At least 158,600 people in 13 Indian Ocean countries were killed in the disaster, the most widespread natural calamity in living memory. Tens of thousands are missing and millions of people have been deprived of food, clean water and shelter.
More than 106,000 died in Indonesia, 30,000 in Sri Lanka, 15,000 in India and 5,300 in Thailand.
U.S. officials said they were seeking clarification from Jakarta on a statement that it wanted the thousands of foreign troops helping organize the relief to leave by March.
The Indonesian government is edgy about a large foreign presence in an area where separatists have fought the army for three decades, although both sides have avoided major clashes since the tsunami.

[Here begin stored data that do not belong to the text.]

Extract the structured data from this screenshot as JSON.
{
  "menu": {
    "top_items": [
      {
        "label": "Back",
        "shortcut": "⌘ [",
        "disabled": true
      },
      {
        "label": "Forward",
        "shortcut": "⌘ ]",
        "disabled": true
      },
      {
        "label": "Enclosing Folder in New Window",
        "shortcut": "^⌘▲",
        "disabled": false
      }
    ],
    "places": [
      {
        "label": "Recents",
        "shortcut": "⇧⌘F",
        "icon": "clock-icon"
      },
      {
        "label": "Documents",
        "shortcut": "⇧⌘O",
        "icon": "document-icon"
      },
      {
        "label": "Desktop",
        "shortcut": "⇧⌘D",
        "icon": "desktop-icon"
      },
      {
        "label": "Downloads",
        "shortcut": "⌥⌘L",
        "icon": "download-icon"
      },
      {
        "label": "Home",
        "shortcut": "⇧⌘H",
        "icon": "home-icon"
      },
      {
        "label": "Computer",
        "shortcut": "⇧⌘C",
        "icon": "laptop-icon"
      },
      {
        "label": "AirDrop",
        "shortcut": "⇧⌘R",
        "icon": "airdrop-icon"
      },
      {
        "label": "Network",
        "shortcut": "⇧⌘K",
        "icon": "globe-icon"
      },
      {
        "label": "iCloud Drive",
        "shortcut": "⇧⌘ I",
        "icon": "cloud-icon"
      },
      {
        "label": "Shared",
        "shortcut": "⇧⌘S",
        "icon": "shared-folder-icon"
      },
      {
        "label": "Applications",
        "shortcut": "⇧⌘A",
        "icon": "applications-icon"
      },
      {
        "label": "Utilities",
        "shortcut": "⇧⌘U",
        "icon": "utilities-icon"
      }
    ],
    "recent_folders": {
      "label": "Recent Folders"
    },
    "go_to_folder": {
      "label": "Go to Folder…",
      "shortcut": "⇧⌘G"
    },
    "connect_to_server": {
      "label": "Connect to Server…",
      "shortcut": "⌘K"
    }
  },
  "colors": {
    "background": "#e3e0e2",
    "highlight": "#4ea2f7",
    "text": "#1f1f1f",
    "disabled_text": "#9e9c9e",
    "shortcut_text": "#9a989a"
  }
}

"Obviously, I think that we want to make sure that there is rapid and immediate relief provided to all the affected persons," said White House spokesman Scott McClellan.
"And that remains a priority for the United States, as well as the international relief organizations in the area. And so we'll seek further clarification from Indonesia about what this means."
The United Nations said it had met Indonesian officials about restrictions announced on the movement of aid workers in Aceh.
Margareta Wahlstrom of Sweden, the deputy U.N. relief coordinator, met Indonesian officials to get clarification "and assess the operational impacts, if any, of this announcement," said Kevin Kennedy, a senior official in the U.N. Office of Humanitarian Affairs.
Jakarta has said it cannot guarantee the safety of foreign workers outside the provincial capital Banda Aceh and the devastated city of Meulaboh, just 150 km (90 miles) from the epicenter of the magnitude 9 earthquake that set off the tsunami.
It has asked that they accept army escorts if moving outside these cities.
"We certainly well understand there has been a conflict in Aceh for the last quarter of a century," said Kennedy.
"However, we are concerned that any requirements that would create additional bottlenecks or delays or otherwise adversely reflect our operations need to be reviewed very carefully."
Acehnese rebels repeated a cease-fire offer to help efforts to rebuild the shattered region.
"The people in Aceh really need to be cared for," Malik Mahmud, the Free Aceh Movement's leader in exile, said at a news conference in Stockholm on Wednesday.
In Sri Lanka, dangers to children loomed as police arrested a 60-year-old man they said had tried to sell his orphaned grandchildren at a refugee camp. The boys, on offer at $500 each, were aged seven and nine.
India let the first global agency into the remote Andaman and Nicobar islands, many of which are off limits to outsiders. UNICEF, the U.N. Children's Fund, arrived in the region, which took the full brunt of the tsunami, to immunize children.
Governments across the world have promised $5.5 billion in aid, with individuals and corporations pledging at least $2 billion more.
Thailand and India say they can cope on their own but Indonesia and Sri Lanka are most in need of help.
The stricken nations owe about $272 billion to the 19 Paris Club creditors, and although all would not accept the freeze on repayment, billions of dollars would be freed up in the short-term for relief. But it could lead to higher debt servicing costs in the future.
"The Paris Club creditors don't want this suspension of payments to be subject to any conditions -- neither an agreement with the International Monetary Fund nor any comparable treatment on the part of private creditors," Jouyet of the Paris Club said.
French Finance Minister Herve Gaymard said he expected Indonesia, Sri Lanka and the Seychelles to take up the offer.